Budi meminta warga membuat data berapa luasan lahan per orang dan legalitas tanah. Selanjutnya akan didiskusikan dengan sejumlah tokoh termasuk pemerintah kecamatan.
"Nanti dibawa juga ke kepala desa, kalau bekumpul kita kuat, nanti ada jalan," terang Budi.
Terkait konflik ini, Budi mempertanyakan kenapa perusahaan pemegang HGU tahun 2002 tak pernah datang ke warga. Kenapa setelah kebun sawit warga produktif, baru ada klaim dan laporan penyerobotan ke penegak hukum.
"18 tahun setelah ada HGU, kenapa sekarang baru datang, selama ini ke mana saja," ucap Budi.
Seharusnya, tambah Budi, konflik seperti ini tidak perlu terjadi kalau pembuatan HGU berjalan sebagaimana mestinya. Salah satunya adalah tim 9 yang diatur Undang-Undang tentang Perkebunan.
Tim ini bekerja untuk mengukur tanah sebelum HGU keluar. Ada proses mengeluarkan lahan yang sudah didiami warga ataupun ulayat dari HGU supaya tak terjadi konflik di kemudian hari.

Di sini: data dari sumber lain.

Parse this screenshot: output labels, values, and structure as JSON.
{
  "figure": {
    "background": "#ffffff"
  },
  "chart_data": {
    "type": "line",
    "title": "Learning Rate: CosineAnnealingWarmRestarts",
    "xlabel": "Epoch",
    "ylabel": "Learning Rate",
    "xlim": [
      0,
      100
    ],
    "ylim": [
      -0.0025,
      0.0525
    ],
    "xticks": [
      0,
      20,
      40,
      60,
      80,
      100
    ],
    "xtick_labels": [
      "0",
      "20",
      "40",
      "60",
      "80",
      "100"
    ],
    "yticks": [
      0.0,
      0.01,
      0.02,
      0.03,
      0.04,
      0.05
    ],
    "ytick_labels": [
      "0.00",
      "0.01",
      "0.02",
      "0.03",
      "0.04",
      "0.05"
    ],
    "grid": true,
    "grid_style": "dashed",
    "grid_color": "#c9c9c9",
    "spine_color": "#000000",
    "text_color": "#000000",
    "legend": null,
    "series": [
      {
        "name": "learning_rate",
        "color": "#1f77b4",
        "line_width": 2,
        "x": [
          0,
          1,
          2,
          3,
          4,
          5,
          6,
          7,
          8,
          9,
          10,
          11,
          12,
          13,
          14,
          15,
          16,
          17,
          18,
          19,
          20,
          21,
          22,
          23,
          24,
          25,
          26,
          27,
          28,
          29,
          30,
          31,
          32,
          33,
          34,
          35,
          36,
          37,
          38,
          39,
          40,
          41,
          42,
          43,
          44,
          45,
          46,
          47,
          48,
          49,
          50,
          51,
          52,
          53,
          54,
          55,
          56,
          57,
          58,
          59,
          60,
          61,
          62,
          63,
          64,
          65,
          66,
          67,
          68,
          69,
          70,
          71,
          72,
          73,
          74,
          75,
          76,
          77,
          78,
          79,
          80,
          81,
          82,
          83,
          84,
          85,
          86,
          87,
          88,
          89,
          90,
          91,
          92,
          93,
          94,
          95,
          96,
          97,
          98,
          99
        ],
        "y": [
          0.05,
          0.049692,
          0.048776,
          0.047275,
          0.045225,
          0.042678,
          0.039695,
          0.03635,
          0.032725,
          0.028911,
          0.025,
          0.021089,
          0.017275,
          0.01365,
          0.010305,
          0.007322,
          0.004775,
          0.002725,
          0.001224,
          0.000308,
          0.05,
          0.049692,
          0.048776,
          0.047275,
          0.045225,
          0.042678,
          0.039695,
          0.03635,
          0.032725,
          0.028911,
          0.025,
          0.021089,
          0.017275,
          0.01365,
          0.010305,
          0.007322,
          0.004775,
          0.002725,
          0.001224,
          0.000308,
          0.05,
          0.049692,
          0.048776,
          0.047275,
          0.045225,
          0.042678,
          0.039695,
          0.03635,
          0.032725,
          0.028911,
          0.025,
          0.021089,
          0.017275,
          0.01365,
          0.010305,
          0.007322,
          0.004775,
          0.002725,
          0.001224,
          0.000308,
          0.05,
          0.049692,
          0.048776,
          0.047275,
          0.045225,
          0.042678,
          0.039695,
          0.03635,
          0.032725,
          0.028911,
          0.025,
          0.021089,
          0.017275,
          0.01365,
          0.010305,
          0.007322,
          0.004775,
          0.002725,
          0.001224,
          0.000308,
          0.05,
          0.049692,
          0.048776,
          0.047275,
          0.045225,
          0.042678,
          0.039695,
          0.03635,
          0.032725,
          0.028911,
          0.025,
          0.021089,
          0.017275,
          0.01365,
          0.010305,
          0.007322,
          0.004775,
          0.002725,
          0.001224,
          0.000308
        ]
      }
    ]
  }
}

"Pertanyaannya, ini dilakukan atau tidak, ada pernah mendatangi warga atau tidak?" sebut Budi.
Advertisement
Tanggapan Perusahaan dan Polda
Sementara itu, kuasa hukum PT DJL, Mora SH, belum mau memberi keterangan terkait laporan pihaknya ke Polda Riau.
"Kapan-kapan kalau ketemu, sebaiknya ketemu, saat ini saya baru turun di Kualanamu," katanya.
Wartawan juga sudah menanyakan terkait pengakuan sejumlah warga terkait konflik lahan ini. Hanya saja, Mora bertanya dari mana wartawan mendapatkan nomor teleponnya.
"Dapat nomor saya dari mana, saat ini saya belum bisa ngomong apa-apa," kata Mora.
Sementara itu, Humas PT DJL, Sulistiono dikonfirmasi terkait laporan perusahaannya ke Polda Riau menjawab tidak tahu.
"Maaf saya tidak tahu, mungkin top manajemen langsung yang tunjuk lawyer," ucap Sulistiono.
Direktur Reserse Kriminal Khusus Polda Riau Komisaris Besar Andri Sudarmadi membenarkan adanya laporan PT DJL. Sudah ada lima karyawan perusahaan dimaksud dimintai keterangan.
"Kemudian ada ahli dari dinas perkebunan dan ahli dari BPN," kata Andri.